Rich Jones pointed me to questionable behavior in qemu's NBD server
implementation today: qemu advertises a minimum block size of 512 to any
client that promises to honor block sizes, but when serving up a raw
file that is not aligned to a sector boundary, attempting to read that
final portion of the file results in a structured read with two chunks,
the first for the data up to the end of the actual file, and the second
reporting a hole for the rest of the sector. If a client is promising to
obey block sizes on its requests, it seems odd that the server is
allowed to send a result that is not also aligned to block sizes.

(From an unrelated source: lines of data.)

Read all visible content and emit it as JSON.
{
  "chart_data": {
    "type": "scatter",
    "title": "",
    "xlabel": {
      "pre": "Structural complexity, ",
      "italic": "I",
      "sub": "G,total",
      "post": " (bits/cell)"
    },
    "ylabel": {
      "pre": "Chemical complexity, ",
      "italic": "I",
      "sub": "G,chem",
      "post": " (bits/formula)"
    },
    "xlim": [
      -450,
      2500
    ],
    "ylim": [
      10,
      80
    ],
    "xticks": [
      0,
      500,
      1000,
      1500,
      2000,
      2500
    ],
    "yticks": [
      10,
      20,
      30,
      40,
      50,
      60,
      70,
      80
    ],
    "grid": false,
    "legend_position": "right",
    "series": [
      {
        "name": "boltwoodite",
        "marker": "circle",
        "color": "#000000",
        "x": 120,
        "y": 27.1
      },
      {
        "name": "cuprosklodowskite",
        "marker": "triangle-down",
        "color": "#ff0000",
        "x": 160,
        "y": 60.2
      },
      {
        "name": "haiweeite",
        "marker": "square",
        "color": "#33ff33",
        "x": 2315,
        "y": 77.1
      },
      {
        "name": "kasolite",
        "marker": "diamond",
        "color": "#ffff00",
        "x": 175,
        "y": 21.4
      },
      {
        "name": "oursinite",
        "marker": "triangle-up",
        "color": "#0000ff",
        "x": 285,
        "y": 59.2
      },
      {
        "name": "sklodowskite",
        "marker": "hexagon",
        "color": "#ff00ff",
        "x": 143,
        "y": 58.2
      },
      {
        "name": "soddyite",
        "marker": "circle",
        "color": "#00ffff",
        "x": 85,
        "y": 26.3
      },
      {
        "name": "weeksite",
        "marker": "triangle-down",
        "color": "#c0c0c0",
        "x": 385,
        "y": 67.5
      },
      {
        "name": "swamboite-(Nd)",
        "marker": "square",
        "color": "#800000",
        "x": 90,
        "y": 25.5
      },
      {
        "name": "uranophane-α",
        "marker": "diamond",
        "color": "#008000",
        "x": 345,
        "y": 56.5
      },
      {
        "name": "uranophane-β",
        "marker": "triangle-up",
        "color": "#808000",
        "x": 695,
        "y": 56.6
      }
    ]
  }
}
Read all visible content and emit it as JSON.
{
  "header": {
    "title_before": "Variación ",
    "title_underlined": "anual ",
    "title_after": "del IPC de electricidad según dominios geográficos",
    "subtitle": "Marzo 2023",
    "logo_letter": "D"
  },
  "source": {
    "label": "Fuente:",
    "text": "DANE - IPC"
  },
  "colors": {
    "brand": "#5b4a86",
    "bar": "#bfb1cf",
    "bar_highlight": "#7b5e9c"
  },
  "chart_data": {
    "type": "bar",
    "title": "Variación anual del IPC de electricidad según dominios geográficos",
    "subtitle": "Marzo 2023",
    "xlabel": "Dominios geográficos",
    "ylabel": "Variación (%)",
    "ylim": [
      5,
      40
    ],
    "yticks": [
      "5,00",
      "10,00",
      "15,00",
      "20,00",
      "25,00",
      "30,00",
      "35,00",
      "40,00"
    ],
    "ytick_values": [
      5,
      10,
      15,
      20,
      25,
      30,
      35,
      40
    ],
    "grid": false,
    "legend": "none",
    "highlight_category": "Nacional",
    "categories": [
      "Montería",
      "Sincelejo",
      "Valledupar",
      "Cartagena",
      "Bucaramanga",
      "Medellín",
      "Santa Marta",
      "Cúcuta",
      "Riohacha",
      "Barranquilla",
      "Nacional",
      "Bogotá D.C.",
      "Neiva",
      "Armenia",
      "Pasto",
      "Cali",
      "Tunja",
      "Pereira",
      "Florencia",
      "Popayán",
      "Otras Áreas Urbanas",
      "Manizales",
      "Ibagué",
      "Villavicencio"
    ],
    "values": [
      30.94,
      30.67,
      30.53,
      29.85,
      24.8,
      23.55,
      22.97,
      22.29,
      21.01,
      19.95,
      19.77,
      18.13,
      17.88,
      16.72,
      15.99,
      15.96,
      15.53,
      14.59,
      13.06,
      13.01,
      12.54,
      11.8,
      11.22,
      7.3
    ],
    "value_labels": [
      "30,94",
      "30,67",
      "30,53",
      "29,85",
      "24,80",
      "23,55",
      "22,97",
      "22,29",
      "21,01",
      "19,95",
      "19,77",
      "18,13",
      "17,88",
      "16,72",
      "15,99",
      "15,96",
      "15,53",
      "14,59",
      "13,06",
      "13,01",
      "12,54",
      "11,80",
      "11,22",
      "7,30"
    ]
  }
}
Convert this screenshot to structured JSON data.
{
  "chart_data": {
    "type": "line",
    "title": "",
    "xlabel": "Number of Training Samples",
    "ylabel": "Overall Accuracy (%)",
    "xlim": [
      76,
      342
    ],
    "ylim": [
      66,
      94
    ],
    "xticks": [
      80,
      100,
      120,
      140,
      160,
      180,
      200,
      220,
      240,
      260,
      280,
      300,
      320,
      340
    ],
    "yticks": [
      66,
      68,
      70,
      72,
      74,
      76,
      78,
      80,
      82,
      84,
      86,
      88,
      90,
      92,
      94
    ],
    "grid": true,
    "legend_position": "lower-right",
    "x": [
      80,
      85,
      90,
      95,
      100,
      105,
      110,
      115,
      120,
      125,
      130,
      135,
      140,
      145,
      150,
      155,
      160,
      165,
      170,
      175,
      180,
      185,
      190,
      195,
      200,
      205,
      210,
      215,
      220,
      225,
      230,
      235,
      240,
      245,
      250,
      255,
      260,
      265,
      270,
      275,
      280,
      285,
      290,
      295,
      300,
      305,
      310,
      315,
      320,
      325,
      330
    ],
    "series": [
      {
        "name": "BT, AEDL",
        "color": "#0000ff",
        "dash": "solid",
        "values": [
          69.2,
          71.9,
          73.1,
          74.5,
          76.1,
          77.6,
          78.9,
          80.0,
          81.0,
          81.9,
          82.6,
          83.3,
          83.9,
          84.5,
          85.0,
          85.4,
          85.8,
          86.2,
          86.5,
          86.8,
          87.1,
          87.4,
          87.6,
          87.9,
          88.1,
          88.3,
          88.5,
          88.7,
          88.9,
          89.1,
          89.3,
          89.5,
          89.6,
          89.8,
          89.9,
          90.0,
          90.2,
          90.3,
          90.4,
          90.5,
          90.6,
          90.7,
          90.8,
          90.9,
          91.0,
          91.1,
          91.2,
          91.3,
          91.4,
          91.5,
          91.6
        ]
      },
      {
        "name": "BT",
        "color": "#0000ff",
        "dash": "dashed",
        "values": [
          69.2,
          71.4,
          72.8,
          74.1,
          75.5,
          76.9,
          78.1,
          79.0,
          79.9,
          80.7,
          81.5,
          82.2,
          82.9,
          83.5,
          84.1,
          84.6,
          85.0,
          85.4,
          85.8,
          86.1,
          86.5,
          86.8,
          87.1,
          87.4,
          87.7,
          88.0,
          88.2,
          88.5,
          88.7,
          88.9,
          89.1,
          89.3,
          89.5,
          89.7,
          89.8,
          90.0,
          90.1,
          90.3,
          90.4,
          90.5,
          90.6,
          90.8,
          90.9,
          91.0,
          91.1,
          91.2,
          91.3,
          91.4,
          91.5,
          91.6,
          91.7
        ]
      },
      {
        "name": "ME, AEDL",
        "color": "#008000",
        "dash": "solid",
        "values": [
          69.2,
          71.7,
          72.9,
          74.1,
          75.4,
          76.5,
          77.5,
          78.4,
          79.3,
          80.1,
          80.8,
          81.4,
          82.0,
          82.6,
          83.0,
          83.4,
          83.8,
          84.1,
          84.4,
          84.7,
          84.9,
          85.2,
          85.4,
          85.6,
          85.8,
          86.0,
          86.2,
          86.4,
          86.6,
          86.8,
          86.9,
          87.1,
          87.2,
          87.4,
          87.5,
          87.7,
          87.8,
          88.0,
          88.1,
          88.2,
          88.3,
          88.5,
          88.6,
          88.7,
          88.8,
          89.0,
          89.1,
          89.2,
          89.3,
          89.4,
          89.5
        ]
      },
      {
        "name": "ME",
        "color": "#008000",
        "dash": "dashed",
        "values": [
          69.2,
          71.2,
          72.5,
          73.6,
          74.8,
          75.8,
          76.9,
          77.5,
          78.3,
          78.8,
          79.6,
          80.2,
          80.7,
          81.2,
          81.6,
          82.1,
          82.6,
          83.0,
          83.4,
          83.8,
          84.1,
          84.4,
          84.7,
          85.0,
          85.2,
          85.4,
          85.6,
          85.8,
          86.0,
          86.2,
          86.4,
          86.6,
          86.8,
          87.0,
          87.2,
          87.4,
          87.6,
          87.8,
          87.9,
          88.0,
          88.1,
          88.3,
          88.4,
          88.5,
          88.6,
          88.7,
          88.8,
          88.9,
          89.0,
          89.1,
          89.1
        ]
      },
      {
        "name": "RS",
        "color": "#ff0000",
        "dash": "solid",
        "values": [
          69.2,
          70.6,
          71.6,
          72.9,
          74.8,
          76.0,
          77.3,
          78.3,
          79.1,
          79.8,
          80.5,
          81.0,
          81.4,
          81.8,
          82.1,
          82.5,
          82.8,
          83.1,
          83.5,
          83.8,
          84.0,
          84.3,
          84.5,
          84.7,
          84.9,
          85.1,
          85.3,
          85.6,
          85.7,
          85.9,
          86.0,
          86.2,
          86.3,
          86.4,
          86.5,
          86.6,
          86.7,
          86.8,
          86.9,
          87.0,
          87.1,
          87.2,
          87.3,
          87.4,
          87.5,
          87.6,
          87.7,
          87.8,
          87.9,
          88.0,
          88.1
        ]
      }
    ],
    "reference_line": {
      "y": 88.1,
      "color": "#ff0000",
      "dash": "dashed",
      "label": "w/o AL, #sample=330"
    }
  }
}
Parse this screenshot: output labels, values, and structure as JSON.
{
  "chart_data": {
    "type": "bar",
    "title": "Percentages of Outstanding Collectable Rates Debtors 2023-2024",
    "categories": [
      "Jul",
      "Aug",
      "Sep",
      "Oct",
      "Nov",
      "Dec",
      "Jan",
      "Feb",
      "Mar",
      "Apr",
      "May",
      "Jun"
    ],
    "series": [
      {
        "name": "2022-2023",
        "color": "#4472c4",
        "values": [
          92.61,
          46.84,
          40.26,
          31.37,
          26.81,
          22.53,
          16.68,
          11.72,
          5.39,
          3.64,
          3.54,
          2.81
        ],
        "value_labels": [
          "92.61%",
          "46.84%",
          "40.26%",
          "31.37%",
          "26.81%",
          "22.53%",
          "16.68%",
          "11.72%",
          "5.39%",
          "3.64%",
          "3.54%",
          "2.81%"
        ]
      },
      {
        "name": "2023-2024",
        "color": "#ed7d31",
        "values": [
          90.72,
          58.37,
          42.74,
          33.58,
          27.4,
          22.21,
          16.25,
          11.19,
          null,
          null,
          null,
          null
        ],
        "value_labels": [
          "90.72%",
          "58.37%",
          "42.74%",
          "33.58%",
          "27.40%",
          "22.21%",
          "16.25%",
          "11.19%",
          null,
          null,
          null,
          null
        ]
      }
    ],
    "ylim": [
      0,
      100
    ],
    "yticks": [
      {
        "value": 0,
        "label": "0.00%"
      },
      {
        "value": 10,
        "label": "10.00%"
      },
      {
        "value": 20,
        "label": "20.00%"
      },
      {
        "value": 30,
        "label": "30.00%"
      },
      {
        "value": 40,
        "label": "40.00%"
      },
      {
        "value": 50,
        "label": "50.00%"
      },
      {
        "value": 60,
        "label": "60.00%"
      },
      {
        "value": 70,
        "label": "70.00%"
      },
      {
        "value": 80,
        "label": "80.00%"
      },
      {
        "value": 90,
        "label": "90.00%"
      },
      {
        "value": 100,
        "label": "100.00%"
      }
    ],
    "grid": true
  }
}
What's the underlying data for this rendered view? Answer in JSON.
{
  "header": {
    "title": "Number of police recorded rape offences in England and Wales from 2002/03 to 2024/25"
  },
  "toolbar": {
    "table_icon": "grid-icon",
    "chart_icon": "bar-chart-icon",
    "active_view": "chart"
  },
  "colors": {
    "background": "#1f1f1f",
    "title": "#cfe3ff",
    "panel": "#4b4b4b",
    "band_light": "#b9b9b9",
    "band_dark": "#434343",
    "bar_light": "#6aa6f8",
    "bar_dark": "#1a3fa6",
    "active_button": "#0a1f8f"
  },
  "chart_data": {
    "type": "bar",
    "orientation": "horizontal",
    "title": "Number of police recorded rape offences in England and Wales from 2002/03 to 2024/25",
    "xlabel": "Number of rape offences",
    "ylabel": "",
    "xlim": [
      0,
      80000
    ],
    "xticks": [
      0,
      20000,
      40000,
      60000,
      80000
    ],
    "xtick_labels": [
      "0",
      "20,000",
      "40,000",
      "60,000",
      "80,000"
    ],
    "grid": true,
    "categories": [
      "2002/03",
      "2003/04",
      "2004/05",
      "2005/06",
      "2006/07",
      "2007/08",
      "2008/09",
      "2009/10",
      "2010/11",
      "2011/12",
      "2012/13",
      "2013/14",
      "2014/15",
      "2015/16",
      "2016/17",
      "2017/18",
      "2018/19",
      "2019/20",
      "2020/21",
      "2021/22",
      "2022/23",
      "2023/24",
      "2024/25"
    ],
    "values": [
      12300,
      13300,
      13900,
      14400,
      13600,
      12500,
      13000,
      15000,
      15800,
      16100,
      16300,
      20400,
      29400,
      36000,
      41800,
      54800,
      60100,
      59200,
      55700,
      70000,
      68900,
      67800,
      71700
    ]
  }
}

Right now, the NBD spec says that when structured replies are in use,
then for a structured read:
The server MAY split the reply into any number of content chunks;
each chunk MUST describe at least one byte, although to minimize
overhead, the server SHOULD use chunks with lengths and offsets as
an integer multiple of 512 bytes, where possible (the first and
last chunk of an unaligned read being the most obvious places for
an exception).
I'm wondering if we should tighten that to require that the server
partition the reply chunks to be aligned to the advertised minimum block
size (at which point, qemu should either advertise 1 instead of 512 as
the minimum size when serving up an unaligned file, or else qemu should
just send the final partial sector as a single data chunk rather than
trying to report the last few bytes as a hole).
For comparison, on block status, we require:
The server SHOULD use descriptor
lengths that are an integer multiple of 512 bytes where possible
(the first and last descriptor of an unaligned query being the
most obvious places for an exception), and MUST use descriptor
lengths that are an integer multiple of any advertised minimum
block size.
And qemu as a client currently hangs up on any server that violates that
requirement on block status (that is, when qemu as the server tries to
send a block status that was not aligned to the advertised block size,
qemu as the client flags it as an invalid server - which means qemu as
server is currently broken). So I'm thinking we should copy that
requirement onto servers for reads as well.